Duke Charles of Württemberg-Bernstadt (11 March 1682 in Dobroszyce – 8 February 1745 in Bierutów) was Duke of Württemberg-Bernstadt.

== Life ==
Karl was the only surviving child of the Duke Julius Siegmund of Württemberg-Juliusburg (1653–1684) from his marriage to Anna Sophia (1647–1726), the daughter of the Duke Adolf Frederick I of Mecklenburg-Schwerin. He became Duke of Württemberg-Juliusburg when his father died in 1684, although he stood under guardianship until he came of age in 1704. When his uncle Silvius II Frederick died in 1697, his uncle Christian Ulrich I took over the Duchy of Oels and left the Duchy of Bernstadt to Charles. On 20 December 1703 in Meiningen, he married Wilhelmine Louise (1686–1753), the daughter of Duke Bernhard I of Saxe-Meiningen. The marriage remained childless.

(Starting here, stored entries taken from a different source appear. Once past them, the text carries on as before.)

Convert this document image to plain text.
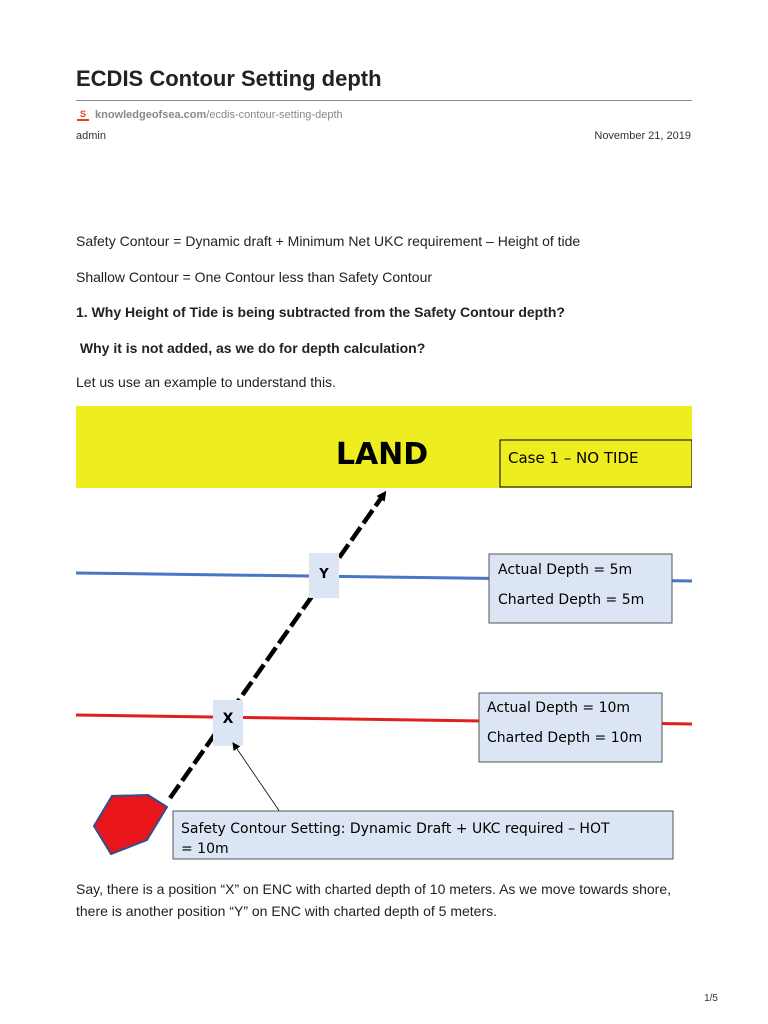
ECDIS Contour Setting depth
S knowledgeofsea.com /ecdis-contour-setting-depth
admin	November 21, 2019

Safety Contour = Dynamic draft + Minimum Net UKC requirement – Height of tide

Shallow Contour = One Contour less than Safety Contour

1. Why Height of Tide is being subtracted from the Safety Contour depth?

Why it is not added, as we do for depth calculation?

Let us use an example to understand this.

LAND	Case 1 – NO TIDE
Y
X
Actual Depth = 5m
Charted Depth = 5m
Actual Depth = 10m
Charted Depth = 10m
Safety Contour Setting: Dynamic Draft + UKC required – HOT
= 10m

Say, there is a position “X” on ENC with charted depth of 10 meters. As we move towards shore, there is another position “Y” on ENC with charted depth of 5 meters.

1/5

Charles ruled arbitrarily and wastefully. In 1740, his councilors therefore turned to emperor Joseph I, who ruled against the Duke. In 1742, Karl asked his country's captain for a new wig, however, it was not granted due to an empty treasury. He then sold off the Lordship of Goschütz and the city of Twardogóra, the latter to Count Henry of Reichenbach-Goschütz (1705–1775).

Charles died in 1745. Since his marriage had been childless, the Duchy of Bernstadt fell to his cousin Charles Christian Erdmann, who was thus able to unite all the Silesian possessions of the House of Württemberg in a single hand.